Alina yang tadinya fokus ke ponsel menoleh ke samping. "Mama tahu darimana kalau aku suka ngasih makanan ke Rama? Tahu darimana juga kalau masakan itu buatan kak Naina?" setahunya ia tidak pernah bilang apapun selain Naina yang tahu.
"Mama suka lihat kamu di dapur bersama kakak kamu. Naina masak dan kamu suka minta buat Rama, dan mama juga tahu kalau masakan itu kamu akui buatan kamu.

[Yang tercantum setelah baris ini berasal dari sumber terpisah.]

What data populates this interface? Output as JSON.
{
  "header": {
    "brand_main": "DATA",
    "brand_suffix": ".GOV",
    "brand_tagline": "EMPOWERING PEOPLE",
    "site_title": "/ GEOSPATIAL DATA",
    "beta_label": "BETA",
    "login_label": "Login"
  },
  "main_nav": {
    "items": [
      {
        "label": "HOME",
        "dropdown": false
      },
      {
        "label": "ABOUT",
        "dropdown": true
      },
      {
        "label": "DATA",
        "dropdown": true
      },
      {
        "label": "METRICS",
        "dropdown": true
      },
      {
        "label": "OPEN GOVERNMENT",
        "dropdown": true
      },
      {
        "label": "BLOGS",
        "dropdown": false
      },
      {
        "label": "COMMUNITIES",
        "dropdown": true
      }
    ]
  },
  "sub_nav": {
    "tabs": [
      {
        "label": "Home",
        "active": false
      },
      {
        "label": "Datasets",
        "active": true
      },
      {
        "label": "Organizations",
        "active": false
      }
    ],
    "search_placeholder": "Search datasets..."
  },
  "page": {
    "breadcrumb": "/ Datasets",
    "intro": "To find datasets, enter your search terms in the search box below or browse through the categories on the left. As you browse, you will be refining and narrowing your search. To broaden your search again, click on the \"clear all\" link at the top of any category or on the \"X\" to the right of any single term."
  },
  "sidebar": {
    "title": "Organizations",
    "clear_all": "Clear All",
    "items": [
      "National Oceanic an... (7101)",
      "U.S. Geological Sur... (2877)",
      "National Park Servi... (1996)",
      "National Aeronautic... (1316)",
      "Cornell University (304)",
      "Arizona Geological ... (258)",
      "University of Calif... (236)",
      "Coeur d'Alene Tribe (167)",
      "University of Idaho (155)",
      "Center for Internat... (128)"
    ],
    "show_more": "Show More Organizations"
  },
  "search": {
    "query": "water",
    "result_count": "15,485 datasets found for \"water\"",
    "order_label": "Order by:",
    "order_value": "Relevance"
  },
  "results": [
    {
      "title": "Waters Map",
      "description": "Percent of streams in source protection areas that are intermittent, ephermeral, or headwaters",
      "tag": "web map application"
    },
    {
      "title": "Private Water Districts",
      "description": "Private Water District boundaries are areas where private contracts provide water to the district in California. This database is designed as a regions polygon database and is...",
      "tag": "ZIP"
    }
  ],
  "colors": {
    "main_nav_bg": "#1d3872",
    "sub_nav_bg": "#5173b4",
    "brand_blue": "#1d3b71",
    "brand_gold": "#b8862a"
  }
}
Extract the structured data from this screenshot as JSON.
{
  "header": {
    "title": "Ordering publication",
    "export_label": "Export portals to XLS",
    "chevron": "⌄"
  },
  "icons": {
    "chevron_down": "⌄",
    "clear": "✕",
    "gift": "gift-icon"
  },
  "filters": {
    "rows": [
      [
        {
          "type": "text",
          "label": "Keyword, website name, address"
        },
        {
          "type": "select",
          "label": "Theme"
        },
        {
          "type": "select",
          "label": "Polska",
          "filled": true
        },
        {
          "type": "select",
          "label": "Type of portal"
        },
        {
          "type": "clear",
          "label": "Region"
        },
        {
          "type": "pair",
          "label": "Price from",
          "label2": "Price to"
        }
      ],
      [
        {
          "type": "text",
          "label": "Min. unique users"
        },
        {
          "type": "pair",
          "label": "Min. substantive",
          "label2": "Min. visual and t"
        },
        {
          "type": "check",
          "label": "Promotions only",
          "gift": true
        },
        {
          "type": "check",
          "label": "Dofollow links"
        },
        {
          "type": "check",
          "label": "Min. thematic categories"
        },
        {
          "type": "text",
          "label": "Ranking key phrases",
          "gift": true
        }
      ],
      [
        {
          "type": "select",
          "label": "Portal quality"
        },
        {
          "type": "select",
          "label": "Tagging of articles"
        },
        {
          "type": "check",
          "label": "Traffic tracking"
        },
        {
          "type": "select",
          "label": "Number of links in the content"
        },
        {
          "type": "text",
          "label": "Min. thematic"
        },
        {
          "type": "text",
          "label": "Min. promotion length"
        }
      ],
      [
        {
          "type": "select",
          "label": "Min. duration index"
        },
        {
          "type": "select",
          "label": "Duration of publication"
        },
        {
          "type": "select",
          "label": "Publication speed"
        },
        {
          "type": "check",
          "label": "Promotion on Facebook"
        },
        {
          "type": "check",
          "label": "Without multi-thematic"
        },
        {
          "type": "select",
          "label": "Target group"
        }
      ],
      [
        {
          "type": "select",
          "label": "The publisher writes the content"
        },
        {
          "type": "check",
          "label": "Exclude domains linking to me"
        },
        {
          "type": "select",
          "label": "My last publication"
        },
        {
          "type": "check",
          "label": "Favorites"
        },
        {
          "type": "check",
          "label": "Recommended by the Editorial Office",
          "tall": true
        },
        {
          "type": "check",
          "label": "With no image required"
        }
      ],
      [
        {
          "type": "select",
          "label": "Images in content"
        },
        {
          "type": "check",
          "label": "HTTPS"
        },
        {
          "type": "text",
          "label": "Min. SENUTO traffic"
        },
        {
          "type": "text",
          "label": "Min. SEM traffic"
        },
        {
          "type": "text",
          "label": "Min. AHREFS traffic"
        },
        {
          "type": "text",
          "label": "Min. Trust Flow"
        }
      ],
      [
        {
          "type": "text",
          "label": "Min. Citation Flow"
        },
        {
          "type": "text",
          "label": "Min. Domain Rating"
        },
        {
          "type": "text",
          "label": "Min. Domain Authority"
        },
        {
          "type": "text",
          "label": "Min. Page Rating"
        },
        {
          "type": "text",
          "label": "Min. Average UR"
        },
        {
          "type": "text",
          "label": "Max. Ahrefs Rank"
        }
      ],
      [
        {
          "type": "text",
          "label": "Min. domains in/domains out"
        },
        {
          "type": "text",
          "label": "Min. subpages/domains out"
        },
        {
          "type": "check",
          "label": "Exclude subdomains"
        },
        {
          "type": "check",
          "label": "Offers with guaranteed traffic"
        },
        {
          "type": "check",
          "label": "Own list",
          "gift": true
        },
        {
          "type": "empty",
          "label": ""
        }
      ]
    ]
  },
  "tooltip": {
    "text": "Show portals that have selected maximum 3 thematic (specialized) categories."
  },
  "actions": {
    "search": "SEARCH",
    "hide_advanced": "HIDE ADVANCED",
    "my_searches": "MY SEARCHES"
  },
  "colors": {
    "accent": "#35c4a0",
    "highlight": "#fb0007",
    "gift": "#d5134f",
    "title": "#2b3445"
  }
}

Kamu anak mama jadi Mama bisa menebak apa yang kamu lakukan sayang."
Alina menggeser letak duduknya menjadi menghadap mamanya. "Mah, jangan beritahu soal ini sama Rama ya, aku tidak ingin bikin Rama kecewa."
"Kalau kamu tidak ingin bikin Rama kecewa, kamu belajar masak ya?"
Alina diam berpikir, sebenarnya ia paling malas berkutat di dapur, tapi demi Rama Alina menganggukkan kepalanya. "Baiklah, aku akan belajar dari Mama dan kak Naina demi Rama. Aku tidak ingin membuat Rama kecewa jika nanti ia tahu kalau aku bukanlah orang yang memasakkan dia makanan."
"Nah gitu dong, ini namanya anak mama dan papa. Belajar adalah cara terbaik daripada menyuruh orang tapi mengaku-ngaku milik kamu."
"Iya Mah, maaf jika aku salah." Alina mulai memikirkan konsekuensi yang akan terjadi di masa yang akan datang jika ia terus menerus berbohong.
"Tidak apa sayang, karena manusia tempatnya salah." Kania senang jika anaknya mau berubah. Dia mengusap kepala Alina.
"Ada apa ini? Kok aku gak di ajakin sih?" seru Naina baru pulang kuliah dan langsung duduk di samping Kania.
"Kak, mulai hari ini aku mau belajar masak sama kakak dan juga Mama. Tolong ajari aku ya?" Alina terlihat antusias untuk belajar masak.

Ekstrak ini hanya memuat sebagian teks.